Premier Christy Clark's decision to cancel the fall sitting of the legislature means a further delay in expanding the powers of B.C.'s Representative for Children and Youth.

Clark promised earlier this year to give Mary Ellen Turpel-Lafond the ability to advocate for vulnerable young people until they reach age 24.

Under current rules, Turpel-Lafond loses the ability to help once they turn 19. This has created problems for her office, particularly when it tries to help youth with developmental disabilities as they enter adulthood and responsibility for their care shifts from the Children's Ministry to Community Living B.C.

The premier said in January that the government would expand Turpel-Lafond's powers as part of a 12-point, $40-million plan to fix problems at Community Living B.C. and improve services for adults with developmental disabilities.

Her government failed to introduce the necessary bill during the spring sitting of the legislature, and with no session this fall, it will be next year before Turpel-Lafond gets the tools she needs.

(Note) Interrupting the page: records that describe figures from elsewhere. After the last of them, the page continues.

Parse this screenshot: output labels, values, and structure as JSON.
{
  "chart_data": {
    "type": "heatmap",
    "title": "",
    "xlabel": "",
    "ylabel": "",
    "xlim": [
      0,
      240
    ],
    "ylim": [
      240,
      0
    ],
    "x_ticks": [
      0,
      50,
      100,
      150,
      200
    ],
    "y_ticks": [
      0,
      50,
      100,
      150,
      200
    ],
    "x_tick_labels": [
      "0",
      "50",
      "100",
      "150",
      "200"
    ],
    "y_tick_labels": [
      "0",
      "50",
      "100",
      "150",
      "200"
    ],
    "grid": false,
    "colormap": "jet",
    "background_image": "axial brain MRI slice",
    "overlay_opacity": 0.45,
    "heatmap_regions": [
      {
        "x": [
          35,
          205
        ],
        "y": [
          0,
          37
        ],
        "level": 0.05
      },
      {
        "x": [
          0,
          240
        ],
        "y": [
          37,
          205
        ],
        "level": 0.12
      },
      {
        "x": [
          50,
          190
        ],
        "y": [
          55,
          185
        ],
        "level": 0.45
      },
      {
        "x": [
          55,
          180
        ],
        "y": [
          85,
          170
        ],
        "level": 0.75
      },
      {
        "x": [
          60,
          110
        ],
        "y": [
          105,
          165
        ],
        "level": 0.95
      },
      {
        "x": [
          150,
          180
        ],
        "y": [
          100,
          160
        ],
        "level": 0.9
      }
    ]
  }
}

Turpel-Lafond said the situation is putting considerable strain on her advocacy staff, which tries to help young people with special needs make the transition from youth to adult services. Her office has handled about 1,000 such cases involving children with complex special needs in the past five years, and advocates want to be able to support people in the critical years after they turn 19.

"My advocacy staff gets a little anxious about whether this will happen or not," Turpel-Lafond said.

"The need for advocacy is the same today as it was last year. I had hoped, certainly, to play a more active role, instead of dealing with it from a crisis point to a crisis point."

Social Development Minister Moira Stilwell issued a statement saying government remains committed to expanding the representative's powers and is drafting the necessary legislation.

The B.C. Government and Service Employees' Union, which raised the issue last week, called the delay disappointing and said young people will slip through cracks in the system as a result.

Union spokesman Doug Kinna said government should recall the legislature to give Turpel-Lafond the power she needs.